Berdebar tak karuan hatiku, rasanya ingin meledak. Zainab diam memandangku, kemudian tersenyum dan berkata "Aku, Zainab, detik ini menjadi ratu hatimu, Muis." Sungguh, aku ingin mengatakan kepada dunia bahwa aku sangat bahagia sekali. Aku berlari ke arah Zainab, mendekap hangat raganya, atmanya dan cintanya.

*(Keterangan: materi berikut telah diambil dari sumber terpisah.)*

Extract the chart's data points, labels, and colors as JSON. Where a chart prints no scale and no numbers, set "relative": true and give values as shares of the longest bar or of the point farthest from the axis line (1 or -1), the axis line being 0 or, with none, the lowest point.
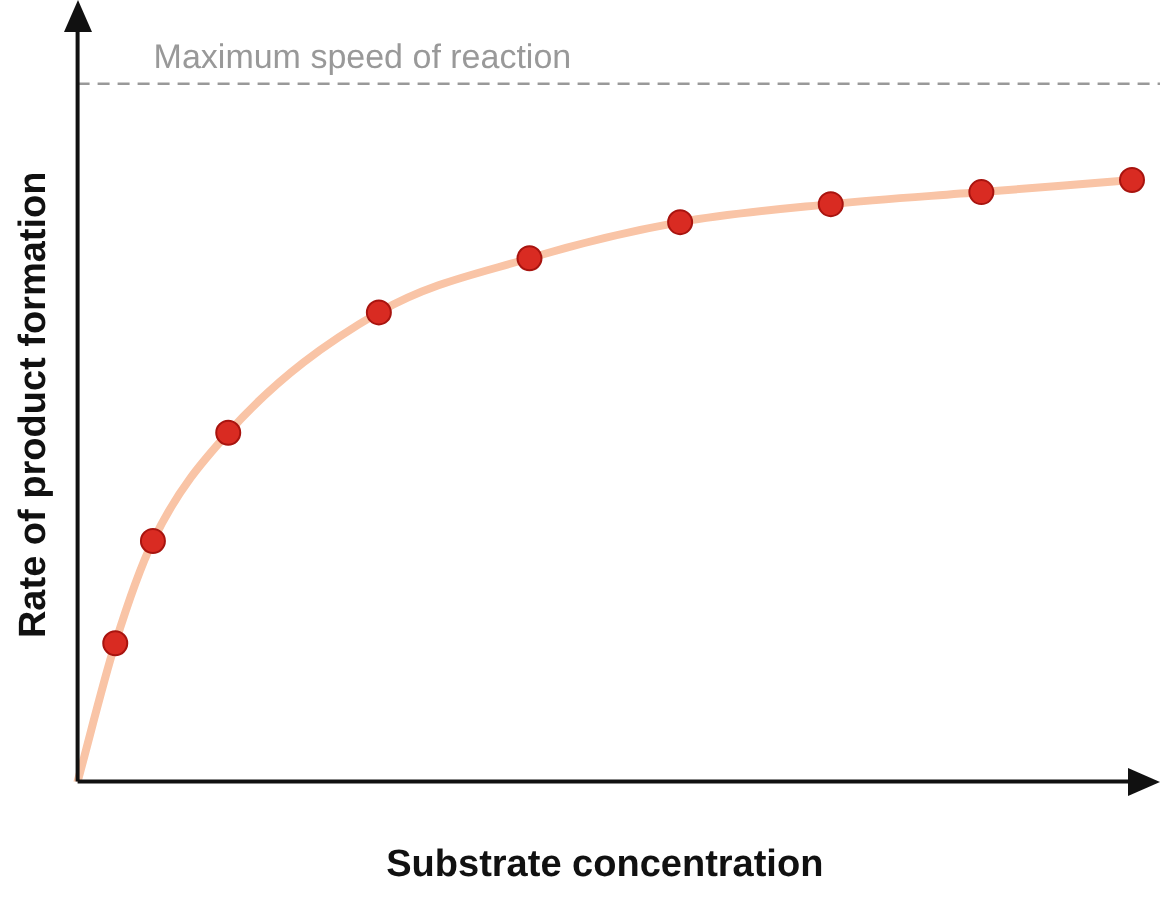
{
  "chart_data": {
    "type": "line",
    "relative": true,
    "xlabel": "Substrate concentration",
    "ylabel": "Rate of product formation",
    "grid": false,
    "legend": false,
    "marker": "circle",
    "categories": [
      null,
      null,
      null,
      null,
      null,
      null,
      null,
      null,
      null,
      null,
      null,
      null,
      null,
      null,
      null,
      null,
      null,
      null,
      null,
      null,
      null,
      null,
      null,
      null,
      null,
      null,
      null,
      null,
      null
    ],
    "series": [
      {
        "color": "#f9c4a6",
        "colors": [
          null,
          "#d92b22",
          "#d92b22",
          null,
          "#d92b22",
          null,
          null,
          null,
          "#d92b22",
          null,
          null,
          null,
          "#d92b22",
          null,
          null,
          null,
          "#d92b22",
          null,
          null,
          null,
          "#d92b22",
          null,
          null,
          null,
          "#d92b22",
          null,
          null,
          null,
          "#d92b22"
        ],
        "values": [
          0,
          0.23,
          0.4,
          null,
          0.58,
          null,
          null,
          null,
          0.78,
          null,
          null,
          null,
          0.87,
          null,
          null,
          null,
          0.93,
          null,
          null,
          null,
          0.96,
          null,
          null,
          null,
          0.98,
          null,
          null,
          null,
          1
        ]
      }
    ],
    "ref_lines": [
      {
        "axis": "y",
        "value": 1.16,
        "label": "Maximum speed of reaction",
        "color": "#999999",
        "line_style": "dashed"
      }
    ]
  }
}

Dia menjadi milikku saat ini
Bahagiaku tak lagi terukir besarnya
Aku ingin selalu berada di dekatnya
Tak peduli dimana dan bagaimana keadaanku

Setiap hari, ku jalani hari dengan bahagia bersama Zainab, kekasihku. Meski ayahnya sempat tak suka denganku, tetapi aku berusaha dan benar, usaha tidak pernah mengkhianati hasil. Ayahnya memberikan restu kepadaku. Sebentar lagi, aku akan memperistri Zainab. Aku akan menjadikan Zainab menjadi ratuku dan ibu dari anak-anak ku kelak.

"Muis, bagaimana jika aku direbut oleh orang lain?" Tanya Zainab kepadaku.

Aku menatap Zainab, seraya membenarkan anak rambut yang berterbangan menutupi mata indahnya.

"Maka tanyakan kepada hatimu, dimana pelabuhan hatimu terletak." Ucapku tersenyum kepada Zainab.

"Aku akan selalu memilihmu sebagai tempat berlabuhnya hatiku." Ujar Zainab dengan tegas.